Abnégation au Monfort jusqu’au 3 octobre

texte d’Alexandre Dal Farra et mise en scène par Guilaume Durieux

 

Vu par Cristian N.

Abnégation est la première pièce d’une trilogie. C’est un poème dramatique, une comédie trash et violente, noire et comique, tragique et moderne, un puzzle des forces obscures qui hante la société politique brésilienne d’aujourd’hui.
La pièce s’ouvre sur 2 personnages autour d’une grande table, dans l’arrière-salle d’une maison de campagne où peut être une exploitation agricole, on voit des arbres, des silos agricoles, un décor plutôt sombre et minimaliste comme les êtres vivants qui l’animent.
Les personnages discutent après une soirée arrosée pour trouver des solutions pour cacher « l’accident », comme spectateur on apprend jamais de quelle « affaire », de quel « accident » les personnages discutent, le metteur en scène nous oblige de cette manière à être des participants muets et sans pouvoir de cette comédie politique violente, la vraie politique s’est faite dans le silence et le mensonge.
Les 4 personnages masculins et Flavia, le seul personnage féminin exécutent une partition des mensonges, de corruption, un mélange des complots et d’intimidation, de sexe et de soumission, une mélodie qui accompagne le quotidien de ce parti politique dans ce coin du monde. Les discussions entre les personnages sont brutales, le ton monte, les injures et les menaces volent de tous les côtés, les personnages crient, hurlent, sont défoncés, sont silencieux et menaçants, entre tragique et comique, la vie, la vraie vie des coulisses d’un parti politique.
Les personnages discutent pour cacher l’accident aux électeurs et tout est bon pour la survie du parti, le sacrifice ultime d’une vie humaine pour la survie du parti, pas d’un idéal, pas d’une utopie, pas d’un rêve mais d’un système politique corrompu et monstrueux. Pour moi les personnages font le choix d’une aliénation collective.
Les acteurs sont magnifiques, ils jouent avec réalisme et sans artifice où émotion leur partition, un bémol pour Flavia, le personnage féminin qui m’a semblé parfois hors d’histoire, sa danse sur la table paraît à mes yeux un artifice inutile.
Le langage est brut et les mots sont grossiers et vulgaires, c’est choquant et amusant également, les personnages politiques sont des personnages comme les autres, entre soit on se montre en vérité.
L’abnégation est le sacrifice volontaire de soi-même, dans cette pièce on comprend que chaque personnage choisit de faire sacrifice de soi-même pour le bien du parti, un sacrifice réel pour le personnage qui se donne la mort, un sacrifice invisible mais tout aussi vital pour les autres personnages, le sacrifice de cette partie de lumière, de ce soi profond où naît l’espoir et le bien.
J’ai regardé la pièce avec curiosité, les acteurs m’ont émerveillé par leur jeu, le décor est intrigant et essentiel à la compréhension du texte, la mise en scène est discrète et compétente.
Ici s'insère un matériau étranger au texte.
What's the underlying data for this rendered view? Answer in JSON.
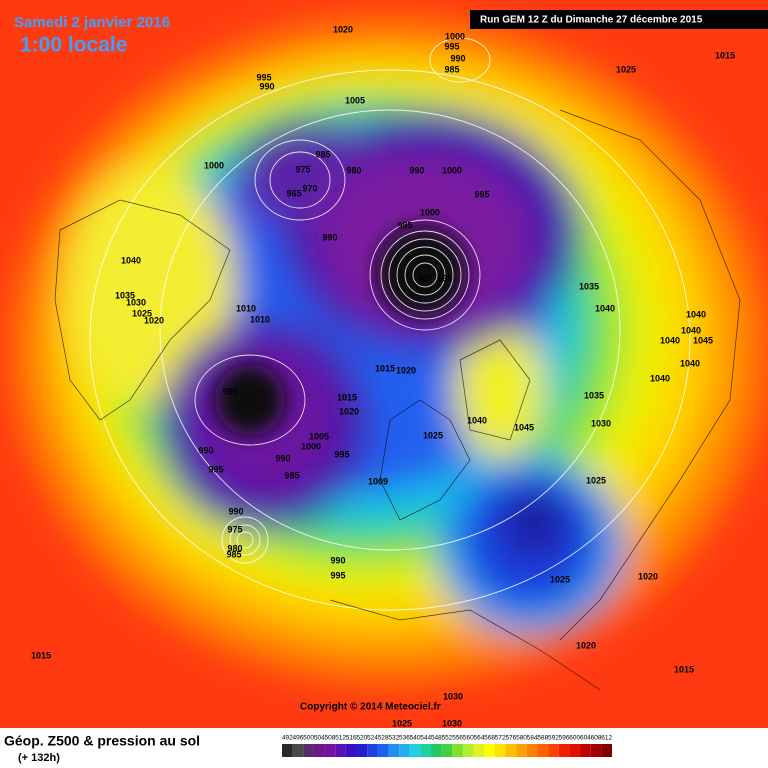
{
  "header": {
    "date": "Samedi 2 janvier 2016",
    "time": "1:00 locale",
    "run": "Run GEM 12 Z du Dimanche 27 décembre 2015"
  },
  "copyright": "Copyright © 2014 Meteociel.fr",
  "footer": {
    "title": "Géop. Z500 & pression au sol",
    "lead": "(+ 132h)"
  },
  "color_scale": [
    492,
    496,
    500,
    504,
    508,
    512,
    516,
    520,
    524,
    528,
    532,
    536,
    540,
    544,
    548,
    552,
    556,
    560,
    564,
    568,
    572,
    576,
    580,
    584,
    588,
    592,
    596,
    600,
    604,
    608,
    612
  ],
  "pressure_labels": [
    1020,
    1000,
    995,
    990,
    985,
    1025,
    1015,
    995,
    990,
    1005,
    1000,
    985,
    975,
    980,
    970,
    965,
    990,
    1000,
    995,
    1000,
    995,
    990,
    960,
    965,
    1040,
    1035,
    1030,
    1025,
    1020,
    1010,
    1010,
    1035,
    1040,
    1040,
    1040,
    1045,
    1040,
    1040,
    1040,
    1015,
    1020,
    990,
    1015,
    1020,
    1040,
    1045,
    1035,
    1030,
    1025,
    1005,
    1000,
    995,
    990,
    990,
    985,
    995,
    1009,
    1025,
    990,
    975,
    980,
    985,
    990,
    995,
    1025,
    1020,
    1020,
    1015,
    1015,
    1030,
    1025,
    1030
  ]
}
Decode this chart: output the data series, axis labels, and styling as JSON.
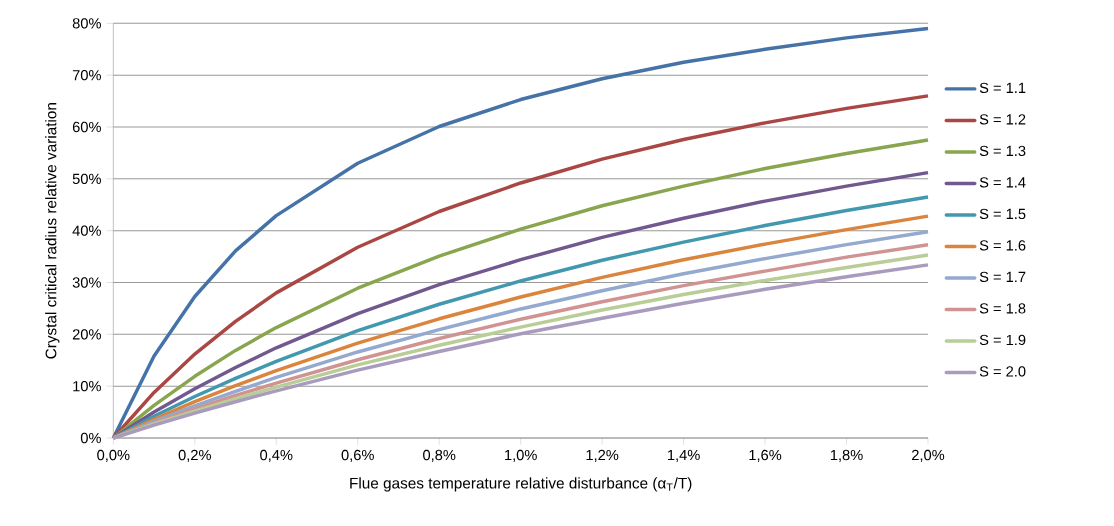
{
  "chart_data": {
    "type": "line",
    "xlabel": "Flue gases temperature relative disturbance (α$_{T}$/T)",
    "ylabel": "Crystal critical radius relative variation",
    "x": [
      0,
      0.1,
      0.2,
      0.3,
      0.4,
      0.6,
      0.8,
      1.0,
      1.2,
      1.4,
      1.6,
      1.8,
      2.0
    ],
    "series": [
      {
        "name": "S = 1.1",
        "color": "#4572a7",
        "values": [
          0,
          15.8,
          27.3,
          36.1,
          42.9,
          53.0,
          60.1,
          65.3,
          69.3,
          72.5,
          75.0,
          77.2,
          79.0
        ]
      },
      {
        "name": "S = 1.2",
        "color": "#aa4643",
        "values": [
          0,
          8.8,
          16.2,
          22.5,
          28.0,
          36.8,
          43.7,
          49.2,
          53.8,
          57.6,
          60.8,
          63.6,
          66.0
        ]
      },
      {
        "name": "S = 1.3",
        "color": "#89a54e",
        "values": [
          0,
          6.3,
          11.9,
          16.9,
          21.3,
          28.9,
          35.1,
          40.3,
          44.8,
          48.6,
          52.0,
          54.9,
          57.5
        ]
      },
      {
        "name": "S = 1.4",
        "color": "#71588f",
        "values": [
          0,
          5.0,
          9.5,
          13.6,
          17.4,
          24.0,
          29.6,
          34.4,
          38.7,
          42.4,
          45.7,
          48.6,
          51.2
        ]
      },
      {
        "name": "S = 1.5",
        "color": "#4198af",
        "values": [
          0,
          4.2,
          8.0,
          11.5,
          14.8,
          20.7,
          25.8,
          30.3,
          34.3,
          37.8,
          41.0,
          43.9,
          46.5
        ]
      },
      {
        "name": "S = 1.6",
        "color": "#db843d",
        "values": [
          0,
          3.6,
          7.0,
          10.1,
          13.0,
          18.3,
          23.0,
          27.2,
          31.0,
          34.4,
          37.4,
          40.2,
          42.8
        ]
      },
      {
        "name": "S = 1.7",
        "color": "#93a9cf",
        "values": [
          0,
          3.2,
          6.2,
          9.0,
          11.7,
          16.6,
          20.9,
          24.9,
          28.4,
          31.7,
          34.6,
          37.3,
          39.8
        ]
      },
      {
        "name": "S = 1.8",
        "color": "#d19392",
        "values": [
          0,
          2.9,
          5.6,
          8.2,
          10.6,
          15.1,
          19.2,
          22.9,
          26.3,
          29.4,
          32.2,
          34.9,
          37.3
        ]
      },
      {
        "name": "S = 1.9",
        "color": "#b9cd96",
        "values": [
          0,
          2.7,
          5.2,
          7.6,
          9.8,
          14.1,
          17.9,
          21.4,
          24.7,
          27.7,
          30.4,
          32.9,
          35.3
        ]
      },
      {
        "name": "S = 2.0",
        "color": "#a99bbd",
        "values": [
          0,
          2.5,
          4.8,
          7.0,
          9.1,
          13.1,
          16.7,
          20.1,
          23.1,
          26.0,
          28.7,
          31.1,
          33.4
        ]
      }
    ],
    "xlim": [
      0,
      2.0
    ],
    "ylim": [
      0,
      80
    ],
    "xticks": [
      {
        "value": 0,
        "label": "0,0%"
      },
      {
        "value": 0.2,
        "label": "0,2%"
      },
      {
        "value": 0.4,
        "label": "0,4%"
      },
      {
        "value": 0.6,
        "label": "0,6%"
      },
      {
        "value": 0.8,
        "label": "0,8%"
      },
      {
        "value": 1.0,
        "label": "1,0%"
      },
      {
        "value": 1.2,
        "label": "1,2%"
      },
      {
        "value": 1.4,
        "label": "1,4%"
      },
      {
        "value": 1.6,
        "label": "1,6%"
      },
      {
        "value": 1.8,
        "label": "1,8%"
      },
      {
        "value": 2.0,
        "label": "2,0%"
      }
    ],
    "yticks": [
      {
        "value": 0,
        "label": "0%"
      },
      {
        "value": 10,
        "label": "10%"
      },
      {
        "value": 20,
        "label": "20%"
      },
      {
        "value": 30,
        "label": "30%"
      },
      {
        "value": 40,
        "label": "40%"
      },
      {
        "value": 50,
        "label": "50%"
      },
      {
        "value": 60,
        "label": "60%"
      },
      {
        "value": 70,
        "label": "70%"
      },
      {
        "value": 80,
        "label": "80%"
      }
    ],
    "grid": "y",
    "legend": "right",
    "marker": "none",
    "line_style": "solid"
  }
}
Cependant on peut difficilement suivre l’histoire sans une petite leçon d’histoire politique brésilienne d’aujourd’hui, les recherches après avoir visionné la pièce sont nécessaires.
Un tableau noir des désastres qui peuvent engendrer les mensonges politiques sur la nature humaine, une plaidoirie de plus pour la sauvegarde de notre âme, cela me semble être le message d’Alexandre Dal Farra.
Des magnifiques acteurs, une partition noire, difficile, une mélodie, une danse, une chute dans les ténèbres, un cri contre ces forces obscures que certains d’entre nous acceptent de servir, cette pièce est à voir.

 

Vu par Melisande C.

Abnégation spectacle énigmatique, satire d’une société corrompue.
Abnégation est l’histoire d’un parti politique corrompu affrontant une erreur sans précèdent qui se transforme en catastrophe, dont on ignore la véritable nature. Les cinq personnages de la pièce sont réunis dans un « bureau » et cherchent des solutions à leurs problèmes. À travers leurs dialogues, nous découvrons, comme pour un puzzle, pièce par pièce ce qui se trame.
La mise en scène souligne efficacement la grande confusion de cette situation grâce à des jeux de lumières et de son.
La mise en scène de cette pièce est, je trouve, à la fois simple mais travaillée. Les changements de lumières brusques, de lumière d’ensemble tamisé à lumière sombre et coloré (rouge, bleu) montrent bien la crise que traverse chaque personnage, à sa mesure. Les éléments du décor (ex : tourne-disque, albums vinyle, lampes) permettent de situer l’histoire dans les années 60/70, ce qui rend la pièce et l’intrigue plus réel, lui donnant un aspect historique. Le jeu de comédiens est aussi très spontané et rend le spectacle malgré son sujet dur et lourd, un peu plus léger.
Un spectacle intriguant et réaliste, à voir.